O Benfica pode vencer qualquer jogo, porque tem um grande treinador e porque tem os jogadores para isso. O que eu dizia em Portugal, digo aqui o mesmo em Itália. Acho que às vezes os clubes portugueses têm uma responsabilidade que não deviam ter, porque não têm as mesmas condições que alguns clubes e até propriamente que os clubes italianos. E, portanto, ainda estou a pôr mais responsabilidade do meu lado, mas era o que eu diria sempre em Portugal e é o que eu digo agora. Mas olhando para o treinador, olhando para a equipa, para a rotação que às vezes se pode fazer na liga portuguesa, é possível se correr tudo bem. Vejo um Benfica claramente muito forte, vejo uma identidade muito clara.

Rúben Amorim a fazer a antevisão do jogo de mais logo entre o Benfica e o AC Milan.

Partida que pode acompanhar em direto aqui na Rádio Observador, começa às 20h. São 10h13. Agora, Carla, antes do contracorrente, que outras notícias marcam esta manhã de quarta-feira?
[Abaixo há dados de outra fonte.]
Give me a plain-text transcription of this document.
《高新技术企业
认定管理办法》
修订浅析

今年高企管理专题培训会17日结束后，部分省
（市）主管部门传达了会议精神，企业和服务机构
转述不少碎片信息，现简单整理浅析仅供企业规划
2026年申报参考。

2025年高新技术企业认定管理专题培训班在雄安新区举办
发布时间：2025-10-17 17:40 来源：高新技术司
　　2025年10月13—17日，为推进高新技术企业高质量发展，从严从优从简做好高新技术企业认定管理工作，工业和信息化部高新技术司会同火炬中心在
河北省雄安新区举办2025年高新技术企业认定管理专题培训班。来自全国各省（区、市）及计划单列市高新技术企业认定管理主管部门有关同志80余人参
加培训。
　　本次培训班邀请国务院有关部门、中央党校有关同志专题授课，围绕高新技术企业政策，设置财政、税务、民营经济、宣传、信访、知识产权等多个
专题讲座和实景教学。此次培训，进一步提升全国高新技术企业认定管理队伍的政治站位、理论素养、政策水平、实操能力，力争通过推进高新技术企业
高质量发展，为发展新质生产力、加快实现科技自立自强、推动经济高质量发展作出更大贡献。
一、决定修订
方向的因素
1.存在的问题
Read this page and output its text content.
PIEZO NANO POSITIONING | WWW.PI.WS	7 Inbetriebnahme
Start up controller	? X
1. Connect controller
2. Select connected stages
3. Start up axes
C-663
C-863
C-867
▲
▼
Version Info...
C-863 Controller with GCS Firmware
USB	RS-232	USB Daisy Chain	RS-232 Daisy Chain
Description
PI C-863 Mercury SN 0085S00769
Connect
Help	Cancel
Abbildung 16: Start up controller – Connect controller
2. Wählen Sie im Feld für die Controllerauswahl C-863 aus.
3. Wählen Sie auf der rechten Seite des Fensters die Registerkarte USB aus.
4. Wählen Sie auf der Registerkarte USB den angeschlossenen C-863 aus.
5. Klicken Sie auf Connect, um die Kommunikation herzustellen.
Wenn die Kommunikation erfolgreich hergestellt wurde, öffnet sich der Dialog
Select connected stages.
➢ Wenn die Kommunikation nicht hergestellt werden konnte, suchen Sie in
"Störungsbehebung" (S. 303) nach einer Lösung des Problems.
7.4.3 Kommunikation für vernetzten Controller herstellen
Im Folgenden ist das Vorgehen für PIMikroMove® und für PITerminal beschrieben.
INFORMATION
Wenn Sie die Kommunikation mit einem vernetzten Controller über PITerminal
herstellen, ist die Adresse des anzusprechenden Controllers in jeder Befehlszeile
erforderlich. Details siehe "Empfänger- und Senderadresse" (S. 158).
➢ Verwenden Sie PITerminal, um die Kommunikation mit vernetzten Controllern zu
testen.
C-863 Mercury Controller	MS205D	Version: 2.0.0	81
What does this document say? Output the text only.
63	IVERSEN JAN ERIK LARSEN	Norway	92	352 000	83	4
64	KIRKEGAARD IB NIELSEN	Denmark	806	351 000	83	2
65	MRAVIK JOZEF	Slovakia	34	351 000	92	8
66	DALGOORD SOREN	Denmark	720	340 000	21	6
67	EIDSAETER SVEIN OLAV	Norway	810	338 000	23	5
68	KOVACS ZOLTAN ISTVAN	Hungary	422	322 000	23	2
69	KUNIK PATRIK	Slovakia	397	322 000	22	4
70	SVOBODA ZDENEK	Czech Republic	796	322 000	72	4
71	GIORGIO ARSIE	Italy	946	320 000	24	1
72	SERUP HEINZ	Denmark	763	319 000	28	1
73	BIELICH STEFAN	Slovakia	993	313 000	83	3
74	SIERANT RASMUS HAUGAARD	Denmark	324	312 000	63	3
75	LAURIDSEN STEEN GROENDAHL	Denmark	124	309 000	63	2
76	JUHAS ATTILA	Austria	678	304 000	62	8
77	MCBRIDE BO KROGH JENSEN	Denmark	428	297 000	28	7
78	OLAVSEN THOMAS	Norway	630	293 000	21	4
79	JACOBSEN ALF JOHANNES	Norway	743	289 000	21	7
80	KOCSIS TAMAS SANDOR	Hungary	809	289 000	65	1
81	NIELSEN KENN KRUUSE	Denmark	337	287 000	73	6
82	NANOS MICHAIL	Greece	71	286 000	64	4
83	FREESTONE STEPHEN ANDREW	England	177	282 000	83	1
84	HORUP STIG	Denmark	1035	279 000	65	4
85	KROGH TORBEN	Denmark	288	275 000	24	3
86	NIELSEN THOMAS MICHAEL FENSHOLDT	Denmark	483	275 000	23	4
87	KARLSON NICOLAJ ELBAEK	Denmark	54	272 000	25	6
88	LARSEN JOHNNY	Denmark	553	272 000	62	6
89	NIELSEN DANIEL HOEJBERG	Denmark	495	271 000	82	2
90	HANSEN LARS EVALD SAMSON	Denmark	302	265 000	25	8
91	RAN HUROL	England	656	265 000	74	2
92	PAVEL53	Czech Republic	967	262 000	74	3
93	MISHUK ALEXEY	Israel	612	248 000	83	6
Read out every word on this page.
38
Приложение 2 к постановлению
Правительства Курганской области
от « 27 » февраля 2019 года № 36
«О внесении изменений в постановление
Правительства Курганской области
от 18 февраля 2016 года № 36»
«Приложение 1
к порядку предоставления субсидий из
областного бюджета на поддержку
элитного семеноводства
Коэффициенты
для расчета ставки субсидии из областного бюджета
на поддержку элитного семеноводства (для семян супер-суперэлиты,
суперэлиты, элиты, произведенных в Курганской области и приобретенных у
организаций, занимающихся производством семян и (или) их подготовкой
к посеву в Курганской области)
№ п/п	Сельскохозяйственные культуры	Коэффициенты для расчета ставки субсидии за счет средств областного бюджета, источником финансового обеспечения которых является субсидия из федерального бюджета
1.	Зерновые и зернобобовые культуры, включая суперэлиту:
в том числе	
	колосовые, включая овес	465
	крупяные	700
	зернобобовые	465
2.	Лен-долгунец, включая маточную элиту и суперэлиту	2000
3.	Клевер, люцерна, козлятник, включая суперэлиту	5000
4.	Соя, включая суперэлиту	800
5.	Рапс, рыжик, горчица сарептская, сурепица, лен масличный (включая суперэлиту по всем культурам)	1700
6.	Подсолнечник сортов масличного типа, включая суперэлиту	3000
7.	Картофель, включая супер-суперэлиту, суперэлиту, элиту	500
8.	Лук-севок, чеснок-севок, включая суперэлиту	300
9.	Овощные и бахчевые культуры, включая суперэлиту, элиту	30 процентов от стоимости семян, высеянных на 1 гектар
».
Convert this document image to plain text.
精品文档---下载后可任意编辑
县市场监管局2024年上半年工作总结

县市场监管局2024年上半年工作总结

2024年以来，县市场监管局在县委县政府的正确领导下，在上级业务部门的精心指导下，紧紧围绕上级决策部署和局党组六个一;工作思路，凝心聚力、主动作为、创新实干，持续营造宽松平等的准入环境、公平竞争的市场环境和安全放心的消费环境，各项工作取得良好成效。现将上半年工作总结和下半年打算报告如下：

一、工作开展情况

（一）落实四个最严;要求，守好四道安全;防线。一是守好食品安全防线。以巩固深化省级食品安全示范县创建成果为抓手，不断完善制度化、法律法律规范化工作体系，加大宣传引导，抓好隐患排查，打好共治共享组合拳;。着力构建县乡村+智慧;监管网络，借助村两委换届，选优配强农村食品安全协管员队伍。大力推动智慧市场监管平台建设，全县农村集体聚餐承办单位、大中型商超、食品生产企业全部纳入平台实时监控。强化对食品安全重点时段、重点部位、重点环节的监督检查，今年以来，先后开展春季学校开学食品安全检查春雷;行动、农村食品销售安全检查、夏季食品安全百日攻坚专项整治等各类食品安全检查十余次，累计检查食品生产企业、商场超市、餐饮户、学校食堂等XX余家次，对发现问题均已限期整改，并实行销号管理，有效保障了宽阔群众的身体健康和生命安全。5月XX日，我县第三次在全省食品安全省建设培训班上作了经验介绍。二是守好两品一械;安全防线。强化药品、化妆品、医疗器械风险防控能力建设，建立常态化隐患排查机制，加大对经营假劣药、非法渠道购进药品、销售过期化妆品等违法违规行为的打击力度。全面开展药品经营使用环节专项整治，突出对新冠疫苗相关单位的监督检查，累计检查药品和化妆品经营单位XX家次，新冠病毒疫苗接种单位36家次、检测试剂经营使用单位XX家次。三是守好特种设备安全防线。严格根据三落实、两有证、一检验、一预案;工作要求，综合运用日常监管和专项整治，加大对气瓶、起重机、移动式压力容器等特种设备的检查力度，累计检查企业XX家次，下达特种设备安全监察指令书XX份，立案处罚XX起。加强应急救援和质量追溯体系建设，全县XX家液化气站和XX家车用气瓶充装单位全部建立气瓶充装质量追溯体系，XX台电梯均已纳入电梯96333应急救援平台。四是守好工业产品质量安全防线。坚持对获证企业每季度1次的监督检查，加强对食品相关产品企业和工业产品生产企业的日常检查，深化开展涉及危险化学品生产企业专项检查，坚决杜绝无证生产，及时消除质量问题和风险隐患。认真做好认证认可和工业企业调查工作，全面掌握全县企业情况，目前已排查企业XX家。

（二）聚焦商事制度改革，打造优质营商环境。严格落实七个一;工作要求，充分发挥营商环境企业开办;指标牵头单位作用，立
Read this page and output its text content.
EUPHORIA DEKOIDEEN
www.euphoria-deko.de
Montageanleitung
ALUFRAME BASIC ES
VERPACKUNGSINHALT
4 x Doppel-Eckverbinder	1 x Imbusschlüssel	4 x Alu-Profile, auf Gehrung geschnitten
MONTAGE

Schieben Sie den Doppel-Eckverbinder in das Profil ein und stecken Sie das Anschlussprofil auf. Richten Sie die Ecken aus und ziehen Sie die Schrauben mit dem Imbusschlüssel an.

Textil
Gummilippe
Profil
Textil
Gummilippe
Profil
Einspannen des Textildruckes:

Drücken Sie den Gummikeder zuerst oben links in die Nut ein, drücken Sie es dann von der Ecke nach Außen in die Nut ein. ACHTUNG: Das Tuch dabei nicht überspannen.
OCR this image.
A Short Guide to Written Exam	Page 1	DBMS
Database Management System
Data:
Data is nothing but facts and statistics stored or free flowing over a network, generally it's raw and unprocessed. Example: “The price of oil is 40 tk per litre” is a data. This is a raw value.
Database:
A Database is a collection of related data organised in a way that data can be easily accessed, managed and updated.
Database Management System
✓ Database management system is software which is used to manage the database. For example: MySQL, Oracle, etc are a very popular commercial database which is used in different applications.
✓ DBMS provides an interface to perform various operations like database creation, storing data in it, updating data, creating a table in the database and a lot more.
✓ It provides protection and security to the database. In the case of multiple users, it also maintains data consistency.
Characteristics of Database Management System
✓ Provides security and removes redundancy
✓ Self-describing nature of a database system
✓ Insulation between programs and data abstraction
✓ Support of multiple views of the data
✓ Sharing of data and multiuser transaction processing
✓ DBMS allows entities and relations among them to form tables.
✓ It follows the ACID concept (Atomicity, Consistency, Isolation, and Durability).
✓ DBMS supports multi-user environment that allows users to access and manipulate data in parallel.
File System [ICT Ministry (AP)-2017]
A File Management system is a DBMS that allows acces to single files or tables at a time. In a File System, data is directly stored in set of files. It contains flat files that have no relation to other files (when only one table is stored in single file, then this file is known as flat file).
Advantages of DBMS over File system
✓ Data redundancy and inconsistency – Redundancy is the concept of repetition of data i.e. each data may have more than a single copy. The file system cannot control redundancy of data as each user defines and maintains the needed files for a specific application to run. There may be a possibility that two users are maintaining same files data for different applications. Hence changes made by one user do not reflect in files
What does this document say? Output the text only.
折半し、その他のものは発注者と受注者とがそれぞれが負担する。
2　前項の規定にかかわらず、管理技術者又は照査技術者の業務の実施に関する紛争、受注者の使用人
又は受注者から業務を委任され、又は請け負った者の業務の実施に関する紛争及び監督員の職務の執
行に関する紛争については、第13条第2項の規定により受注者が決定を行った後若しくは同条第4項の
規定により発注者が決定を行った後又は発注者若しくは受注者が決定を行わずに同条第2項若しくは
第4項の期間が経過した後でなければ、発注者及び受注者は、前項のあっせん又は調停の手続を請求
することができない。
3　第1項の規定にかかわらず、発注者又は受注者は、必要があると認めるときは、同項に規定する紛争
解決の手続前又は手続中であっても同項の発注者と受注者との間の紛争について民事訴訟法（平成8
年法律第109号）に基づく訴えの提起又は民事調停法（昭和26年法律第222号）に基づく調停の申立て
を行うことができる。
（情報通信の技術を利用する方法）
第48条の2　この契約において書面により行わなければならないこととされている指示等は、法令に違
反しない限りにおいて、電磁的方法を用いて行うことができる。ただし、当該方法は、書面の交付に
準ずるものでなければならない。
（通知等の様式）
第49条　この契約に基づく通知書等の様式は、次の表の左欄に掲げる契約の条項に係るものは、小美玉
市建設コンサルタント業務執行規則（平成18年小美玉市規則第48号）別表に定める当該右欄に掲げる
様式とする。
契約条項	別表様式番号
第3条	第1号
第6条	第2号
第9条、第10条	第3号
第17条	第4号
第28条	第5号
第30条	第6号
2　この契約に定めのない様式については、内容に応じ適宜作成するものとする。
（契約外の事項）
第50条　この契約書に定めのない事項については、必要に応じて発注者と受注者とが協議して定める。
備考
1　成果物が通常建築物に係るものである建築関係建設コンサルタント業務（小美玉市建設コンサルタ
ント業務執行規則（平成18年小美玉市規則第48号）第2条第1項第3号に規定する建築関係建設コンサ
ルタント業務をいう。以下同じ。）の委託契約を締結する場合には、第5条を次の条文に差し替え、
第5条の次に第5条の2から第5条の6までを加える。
Neste momento há apenas um incêndio ativo em Portugal continental, em Portel, distrito de Évora. A Agência Lusa diz que o incêndio está a começar a ceder aos meios que estão no local. Cerca de 350 operacionais, três meios aéreos. Olhando para os restantes fogos em Castelo Branco e Trás-os-Montes, estão dominados em trabalhos de rescaldo, é o que pode ver-se na consulta ao site da Proteção Civil. Pelo menos três pessoas morreram e uma ficou em estado crítico a bordo de um barco insuflável nas Ilhas Canárias. A embarcação transportava 82 migrantes, um deles ficou ferido, está em estado grave, teve de ser transportado de helicóptero diretamente do mar para o hospital. A Rússia voltou a atacar um comboio de passageiros na Ucrânia. A empresa ferroviária afirma que não causou vítimas. As autoridades estão a organizar viagens de autocarro para conseguir retirar os passageiros, em coordenação com a administração militar da região de Mykolayiv.